Tai Qi - Man on Grass
Photo by Mark Hang Fung So on Unsplash


  • Learn either Qi Gong and/or Tai Chi, or similar
  • Start to breathe properly
  • Learn to meditate, or pray: regularly
  • Take regular but not excessive exercise
  • Eat moderately, chewing well, food that has been properly chosen for you and cooked well
  • Rest enough and sleep well
  • Harness your emotions
  • Don’t become acquisitive
  • If ill, see someone who understands ‘energy medicine’ who will aim to keep your Energy organs healthy, can help your acupuncture channels remain open and advise you on the right foods for your condition
  • Consider carefully the necessity for immunisation (because although, above, I hint at the negative effects of too many childhood vaccinations, especially for childhood diseases like mumps, measles and chicken pox, even a healthy immune system is sorely challenged by some virulent and deadly diseases that travellers from so-called ‘developed’ countries may experience)
  • Aim for a ‘spiritual’ life (for suggestions about what I mean, click here)
  • Learn how to manage stress (see chapter 5 of my book on ‘Qi Stagnation‘)
  • Consider studying Chinese martial arts with someone experienced

What about herbs and particular foods?

  • Some herbs are considered particularly beneficial for Jing Essence, including Chinese or Korean Ginseng. However, don’t take these until your body is in balance and health. They may otherwise imbalance you.
  • For the best prescription, see someone trained in Chinese herbalism.
  • Your acupuncturist should aim above all to keep your acupuncture energies in balance.

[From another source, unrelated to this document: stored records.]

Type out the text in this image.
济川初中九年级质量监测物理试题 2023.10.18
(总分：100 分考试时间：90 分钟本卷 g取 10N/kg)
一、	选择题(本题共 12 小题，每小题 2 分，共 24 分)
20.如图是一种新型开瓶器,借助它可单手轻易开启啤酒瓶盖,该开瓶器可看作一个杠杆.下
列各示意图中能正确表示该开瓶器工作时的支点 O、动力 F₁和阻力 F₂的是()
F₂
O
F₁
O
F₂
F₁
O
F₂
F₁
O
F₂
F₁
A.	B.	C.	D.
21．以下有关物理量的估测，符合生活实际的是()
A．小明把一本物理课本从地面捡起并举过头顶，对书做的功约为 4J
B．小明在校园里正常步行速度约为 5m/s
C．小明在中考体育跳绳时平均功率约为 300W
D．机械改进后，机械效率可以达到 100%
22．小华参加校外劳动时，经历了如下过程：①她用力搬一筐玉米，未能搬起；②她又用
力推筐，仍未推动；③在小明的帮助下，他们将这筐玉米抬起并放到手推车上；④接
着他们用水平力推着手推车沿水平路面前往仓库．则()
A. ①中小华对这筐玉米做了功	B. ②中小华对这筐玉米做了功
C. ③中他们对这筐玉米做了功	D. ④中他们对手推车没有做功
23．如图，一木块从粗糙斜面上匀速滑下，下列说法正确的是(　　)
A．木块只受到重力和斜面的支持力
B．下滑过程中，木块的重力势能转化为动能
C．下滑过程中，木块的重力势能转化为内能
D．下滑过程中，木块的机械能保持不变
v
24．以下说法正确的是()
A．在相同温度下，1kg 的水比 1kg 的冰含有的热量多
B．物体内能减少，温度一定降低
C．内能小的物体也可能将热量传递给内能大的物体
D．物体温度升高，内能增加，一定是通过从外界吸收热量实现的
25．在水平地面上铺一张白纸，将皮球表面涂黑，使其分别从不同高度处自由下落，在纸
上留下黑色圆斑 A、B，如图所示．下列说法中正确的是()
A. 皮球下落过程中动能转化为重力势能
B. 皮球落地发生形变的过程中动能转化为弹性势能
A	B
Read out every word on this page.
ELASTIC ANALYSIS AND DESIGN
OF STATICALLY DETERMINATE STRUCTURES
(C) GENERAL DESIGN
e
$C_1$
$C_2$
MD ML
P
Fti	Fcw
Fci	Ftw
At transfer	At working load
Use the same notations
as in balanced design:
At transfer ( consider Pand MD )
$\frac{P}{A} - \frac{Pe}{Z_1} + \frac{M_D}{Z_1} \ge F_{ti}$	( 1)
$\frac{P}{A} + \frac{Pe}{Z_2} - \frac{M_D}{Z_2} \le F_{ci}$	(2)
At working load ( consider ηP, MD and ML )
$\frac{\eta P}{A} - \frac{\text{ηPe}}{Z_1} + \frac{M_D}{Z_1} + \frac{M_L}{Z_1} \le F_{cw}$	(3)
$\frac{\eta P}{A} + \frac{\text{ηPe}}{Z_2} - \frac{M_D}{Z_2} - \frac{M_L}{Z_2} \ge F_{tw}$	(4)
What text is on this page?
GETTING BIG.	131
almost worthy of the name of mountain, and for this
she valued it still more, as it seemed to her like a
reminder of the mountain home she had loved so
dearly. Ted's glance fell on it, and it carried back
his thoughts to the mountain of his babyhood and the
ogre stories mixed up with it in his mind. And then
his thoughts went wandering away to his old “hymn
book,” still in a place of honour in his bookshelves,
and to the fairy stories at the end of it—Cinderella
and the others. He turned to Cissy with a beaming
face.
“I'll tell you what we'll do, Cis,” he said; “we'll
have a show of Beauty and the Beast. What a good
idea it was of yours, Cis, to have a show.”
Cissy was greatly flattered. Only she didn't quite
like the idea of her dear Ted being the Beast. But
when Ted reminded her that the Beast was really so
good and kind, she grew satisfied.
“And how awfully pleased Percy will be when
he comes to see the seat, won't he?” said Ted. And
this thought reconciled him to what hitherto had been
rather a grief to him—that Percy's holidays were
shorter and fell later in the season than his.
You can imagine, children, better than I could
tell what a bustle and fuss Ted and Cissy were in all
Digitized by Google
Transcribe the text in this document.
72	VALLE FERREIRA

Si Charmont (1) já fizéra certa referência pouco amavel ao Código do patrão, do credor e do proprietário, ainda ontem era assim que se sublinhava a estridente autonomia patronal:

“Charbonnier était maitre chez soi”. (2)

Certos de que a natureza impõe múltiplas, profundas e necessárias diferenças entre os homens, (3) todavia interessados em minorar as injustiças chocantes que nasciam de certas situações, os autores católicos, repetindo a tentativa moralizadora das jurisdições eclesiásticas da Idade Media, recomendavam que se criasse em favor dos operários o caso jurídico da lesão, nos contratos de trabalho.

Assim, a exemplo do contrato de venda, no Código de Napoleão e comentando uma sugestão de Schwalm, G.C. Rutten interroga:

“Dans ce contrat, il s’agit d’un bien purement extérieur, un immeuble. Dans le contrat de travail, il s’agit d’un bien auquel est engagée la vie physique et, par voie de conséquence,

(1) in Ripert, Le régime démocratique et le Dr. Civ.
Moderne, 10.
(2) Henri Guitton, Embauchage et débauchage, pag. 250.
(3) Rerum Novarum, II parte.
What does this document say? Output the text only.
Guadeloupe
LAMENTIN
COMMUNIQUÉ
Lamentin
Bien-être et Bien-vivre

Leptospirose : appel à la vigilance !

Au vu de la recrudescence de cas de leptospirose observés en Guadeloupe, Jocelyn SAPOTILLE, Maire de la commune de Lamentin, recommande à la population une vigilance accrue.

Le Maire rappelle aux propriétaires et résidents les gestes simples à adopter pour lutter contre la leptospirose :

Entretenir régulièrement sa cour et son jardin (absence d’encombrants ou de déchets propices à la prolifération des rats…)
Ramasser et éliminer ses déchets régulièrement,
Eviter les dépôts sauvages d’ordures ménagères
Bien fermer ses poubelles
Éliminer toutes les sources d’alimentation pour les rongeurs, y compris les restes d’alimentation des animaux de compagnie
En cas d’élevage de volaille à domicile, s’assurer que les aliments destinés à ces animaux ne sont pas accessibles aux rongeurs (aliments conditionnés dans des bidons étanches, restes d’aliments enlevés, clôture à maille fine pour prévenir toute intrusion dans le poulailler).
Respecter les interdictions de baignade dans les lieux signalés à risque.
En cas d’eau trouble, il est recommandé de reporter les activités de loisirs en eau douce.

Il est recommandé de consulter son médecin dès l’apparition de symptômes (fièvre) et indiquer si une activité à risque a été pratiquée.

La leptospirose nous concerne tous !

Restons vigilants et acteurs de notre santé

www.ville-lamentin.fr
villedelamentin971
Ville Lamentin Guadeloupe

Working out how to do this takes experience and skill. It’s not something you can do on yourself.
  • Food? Preferably organic, properly husbanded, picked when ready, cleaned and cooked appropriately as part of a balanced diet, meaning foods should be eaten from each of the five ‘flavours’. (Another big subject, which I’ve partly covered in Chapter 9 of my book ‘Yin Deficiency‘.)


Note: this page is not complete! I look forward to hearing from others with different experience.